Loading random rows of data into memory

We load 10,000 randomly selected rows, the worst data access pattern for an fstArray. Unsurprisingly, an fstArray is slower than HDF5Array, so algorithms should be designed accordingly when targetting fstArray.

rows <- sample(nrow(x), 10000)
microbenchmark(
  fstarray_no_compression = as.matrix(fstarray_no_compression[rows, ]),
  fstarray_with_compression = as.matrix(fstarray_with_compression[rows, ]),
  hdf5array_no_compression = as.matrix(hdf5array_no_compression[rows, ]),
  hdf5array_with_compression = as.matrix(hdf5array_with_compression[rows, ]),
  times = 10)

Loading random elements of data into memory

Benchmark loading 100,000 random elements of data from disk as an ordinary vector

TODO: How does [,DelayedArray-method work?

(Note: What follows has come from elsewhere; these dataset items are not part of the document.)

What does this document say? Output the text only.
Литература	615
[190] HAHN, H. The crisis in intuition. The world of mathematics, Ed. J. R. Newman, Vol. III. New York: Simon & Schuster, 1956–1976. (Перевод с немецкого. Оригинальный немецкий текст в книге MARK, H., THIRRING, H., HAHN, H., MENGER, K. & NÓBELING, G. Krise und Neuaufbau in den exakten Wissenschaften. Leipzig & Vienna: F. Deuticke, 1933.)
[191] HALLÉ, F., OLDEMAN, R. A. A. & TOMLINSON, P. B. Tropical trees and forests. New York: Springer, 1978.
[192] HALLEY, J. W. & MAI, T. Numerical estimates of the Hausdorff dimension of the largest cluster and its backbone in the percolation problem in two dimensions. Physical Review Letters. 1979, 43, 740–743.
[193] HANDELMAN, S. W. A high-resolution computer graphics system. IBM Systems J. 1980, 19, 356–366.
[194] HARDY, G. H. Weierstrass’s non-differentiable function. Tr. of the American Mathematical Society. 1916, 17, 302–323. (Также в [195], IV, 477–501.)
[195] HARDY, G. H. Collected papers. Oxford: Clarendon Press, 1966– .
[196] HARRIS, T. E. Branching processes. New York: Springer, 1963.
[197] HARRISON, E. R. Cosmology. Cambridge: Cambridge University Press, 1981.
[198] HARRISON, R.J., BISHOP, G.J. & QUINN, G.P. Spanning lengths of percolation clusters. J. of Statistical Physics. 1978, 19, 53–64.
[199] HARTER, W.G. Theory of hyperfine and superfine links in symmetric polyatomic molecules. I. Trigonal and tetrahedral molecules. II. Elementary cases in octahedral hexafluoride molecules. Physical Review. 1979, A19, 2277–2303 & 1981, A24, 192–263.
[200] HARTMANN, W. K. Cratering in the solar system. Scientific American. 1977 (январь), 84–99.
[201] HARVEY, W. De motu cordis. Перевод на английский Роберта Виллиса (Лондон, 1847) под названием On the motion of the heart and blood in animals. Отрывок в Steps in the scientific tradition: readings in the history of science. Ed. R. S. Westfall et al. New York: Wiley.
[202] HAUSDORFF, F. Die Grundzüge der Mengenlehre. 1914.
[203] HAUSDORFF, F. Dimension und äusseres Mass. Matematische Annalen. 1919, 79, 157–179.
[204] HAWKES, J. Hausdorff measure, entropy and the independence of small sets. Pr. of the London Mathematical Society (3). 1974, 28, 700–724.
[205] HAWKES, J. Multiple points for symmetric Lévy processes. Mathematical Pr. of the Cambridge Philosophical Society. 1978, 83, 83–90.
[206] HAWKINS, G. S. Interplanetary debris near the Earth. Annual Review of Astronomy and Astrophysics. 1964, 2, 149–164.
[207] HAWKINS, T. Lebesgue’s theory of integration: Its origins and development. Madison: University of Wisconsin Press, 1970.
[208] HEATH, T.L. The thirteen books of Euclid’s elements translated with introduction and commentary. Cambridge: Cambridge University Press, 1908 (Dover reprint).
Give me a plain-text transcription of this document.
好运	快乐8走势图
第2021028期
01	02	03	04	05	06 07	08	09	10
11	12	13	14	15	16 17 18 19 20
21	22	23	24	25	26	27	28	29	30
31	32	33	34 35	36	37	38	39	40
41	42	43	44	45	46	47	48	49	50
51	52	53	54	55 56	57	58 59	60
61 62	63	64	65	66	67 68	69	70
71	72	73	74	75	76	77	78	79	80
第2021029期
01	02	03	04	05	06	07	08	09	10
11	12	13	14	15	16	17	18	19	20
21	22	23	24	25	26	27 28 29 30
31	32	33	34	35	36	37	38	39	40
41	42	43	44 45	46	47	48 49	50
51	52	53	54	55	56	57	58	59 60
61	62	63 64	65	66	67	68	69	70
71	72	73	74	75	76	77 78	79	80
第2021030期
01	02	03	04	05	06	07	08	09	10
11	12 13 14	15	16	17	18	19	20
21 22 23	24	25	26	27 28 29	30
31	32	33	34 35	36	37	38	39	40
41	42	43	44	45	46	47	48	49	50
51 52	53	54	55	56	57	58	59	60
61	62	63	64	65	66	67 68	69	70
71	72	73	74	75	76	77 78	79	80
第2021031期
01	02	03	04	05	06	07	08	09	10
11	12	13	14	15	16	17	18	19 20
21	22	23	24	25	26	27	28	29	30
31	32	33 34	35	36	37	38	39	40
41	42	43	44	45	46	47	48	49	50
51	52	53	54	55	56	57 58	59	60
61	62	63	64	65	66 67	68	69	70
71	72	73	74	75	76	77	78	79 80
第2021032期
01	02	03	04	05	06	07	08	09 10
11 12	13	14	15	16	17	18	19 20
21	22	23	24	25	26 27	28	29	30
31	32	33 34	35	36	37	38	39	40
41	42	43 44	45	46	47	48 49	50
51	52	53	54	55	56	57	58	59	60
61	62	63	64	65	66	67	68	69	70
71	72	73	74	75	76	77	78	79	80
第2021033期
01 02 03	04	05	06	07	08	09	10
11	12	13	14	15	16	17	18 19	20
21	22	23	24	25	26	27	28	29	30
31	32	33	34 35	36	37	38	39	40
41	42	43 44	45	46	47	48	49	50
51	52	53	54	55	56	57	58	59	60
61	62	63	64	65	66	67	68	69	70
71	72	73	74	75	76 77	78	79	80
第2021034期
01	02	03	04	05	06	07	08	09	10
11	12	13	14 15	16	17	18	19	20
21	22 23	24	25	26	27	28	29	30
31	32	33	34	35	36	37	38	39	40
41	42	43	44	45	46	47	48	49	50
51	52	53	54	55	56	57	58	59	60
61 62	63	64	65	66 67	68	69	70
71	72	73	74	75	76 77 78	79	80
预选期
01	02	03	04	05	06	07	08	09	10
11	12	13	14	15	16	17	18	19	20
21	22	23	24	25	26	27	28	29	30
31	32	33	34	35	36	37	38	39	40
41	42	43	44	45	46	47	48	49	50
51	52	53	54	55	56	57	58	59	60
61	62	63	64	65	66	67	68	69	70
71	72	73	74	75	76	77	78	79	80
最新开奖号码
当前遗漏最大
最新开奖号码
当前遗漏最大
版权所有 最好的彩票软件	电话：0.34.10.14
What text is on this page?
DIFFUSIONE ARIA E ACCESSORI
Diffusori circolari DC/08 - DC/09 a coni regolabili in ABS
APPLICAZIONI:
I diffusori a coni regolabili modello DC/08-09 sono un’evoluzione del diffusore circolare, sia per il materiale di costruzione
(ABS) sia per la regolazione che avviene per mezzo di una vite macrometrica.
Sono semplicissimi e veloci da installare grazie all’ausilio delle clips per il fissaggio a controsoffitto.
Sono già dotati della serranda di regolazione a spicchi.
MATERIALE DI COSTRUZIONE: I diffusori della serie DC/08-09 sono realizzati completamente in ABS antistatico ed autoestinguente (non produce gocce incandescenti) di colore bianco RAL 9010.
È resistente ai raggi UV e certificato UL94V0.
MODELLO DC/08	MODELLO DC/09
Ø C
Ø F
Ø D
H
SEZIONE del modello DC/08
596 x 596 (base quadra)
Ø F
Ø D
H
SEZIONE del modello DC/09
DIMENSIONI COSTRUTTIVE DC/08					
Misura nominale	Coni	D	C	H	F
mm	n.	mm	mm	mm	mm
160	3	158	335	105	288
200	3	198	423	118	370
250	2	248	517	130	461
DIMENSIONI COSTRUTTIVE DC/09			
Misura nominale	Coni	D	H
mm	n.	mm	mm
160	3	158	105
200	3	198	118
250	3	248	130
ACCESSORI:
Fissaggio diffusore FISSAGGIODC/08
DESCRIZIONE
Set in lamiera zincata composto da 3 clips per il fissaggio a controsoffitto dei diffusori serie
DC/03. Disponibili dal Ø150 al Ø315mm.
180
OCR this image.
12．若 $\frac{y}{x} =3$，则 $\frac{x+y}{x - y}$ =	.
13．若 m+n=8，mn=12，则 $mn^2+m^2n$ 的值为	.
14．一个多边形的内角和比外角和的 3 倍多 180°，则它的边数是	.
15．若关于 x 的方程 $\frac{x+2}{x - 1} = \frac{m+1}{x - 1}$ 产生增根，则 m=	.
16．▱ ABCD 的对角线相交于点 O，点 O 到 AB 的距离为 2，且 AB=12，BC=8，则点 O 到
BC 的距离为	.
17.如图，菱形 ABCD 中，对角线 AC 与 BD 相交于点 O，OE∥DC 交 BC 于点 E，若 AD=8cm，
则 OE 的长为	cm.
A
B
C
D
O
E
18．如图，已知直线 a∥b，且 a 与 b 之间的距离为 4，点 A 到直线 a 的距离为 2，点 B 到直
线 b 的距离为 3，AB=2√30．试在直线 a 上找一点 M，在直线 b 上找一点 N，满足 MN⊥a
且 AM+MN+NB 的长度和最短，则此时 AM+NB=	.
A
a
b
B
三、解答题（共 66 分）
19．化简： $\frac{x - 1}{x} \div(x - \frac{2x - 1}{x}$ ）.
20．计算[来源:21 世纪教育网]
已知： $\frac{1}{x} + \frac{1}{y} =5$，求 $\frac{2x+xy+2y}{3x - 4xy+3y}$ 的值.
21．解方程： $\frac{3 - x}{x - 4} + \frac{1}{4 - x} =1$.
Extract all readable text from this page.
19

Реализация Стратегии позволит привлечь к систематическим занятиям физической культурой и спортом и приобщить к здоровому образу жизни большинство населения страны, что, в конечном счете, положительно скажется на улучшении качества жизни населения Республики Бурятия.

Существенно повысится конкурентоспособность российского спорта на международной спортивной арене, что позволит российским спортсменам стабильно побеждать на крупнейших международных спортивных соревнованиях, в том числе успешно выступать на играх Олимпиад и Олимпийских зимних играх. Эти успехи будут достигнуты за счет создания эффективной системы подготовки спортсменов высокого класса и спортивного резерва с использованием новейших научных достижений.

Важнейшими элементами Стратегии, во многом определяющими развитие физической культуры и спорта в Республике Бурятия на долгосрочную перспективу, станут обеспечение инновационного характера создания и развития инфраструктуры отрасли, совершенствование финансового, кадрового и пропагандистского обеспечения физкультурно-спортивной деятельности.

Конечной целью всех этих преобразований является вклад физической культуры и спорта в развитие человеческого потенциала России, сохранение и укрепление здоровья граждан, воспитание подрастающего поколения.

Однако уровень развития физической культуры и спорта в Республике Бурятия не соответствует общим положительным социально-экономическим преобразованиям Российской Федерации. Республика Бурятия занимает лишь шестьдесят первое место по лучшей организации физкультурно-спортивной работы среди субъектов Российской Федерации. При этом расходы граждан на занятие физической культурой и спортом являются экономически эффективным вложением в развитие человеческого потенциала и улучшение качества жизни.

elements <- sample(length(x), 100000)
microbenchmark(
  fstarray_no_compression = fstarray_no_compression[elements],
  fstarray_with_compression = fstarray_with_compression[elements],
  hdf5array_no_compression = hdf5array_no_compression[elements],
  hdf5array_with_compression = hdf5array_with_compression[elements],
  times = 10)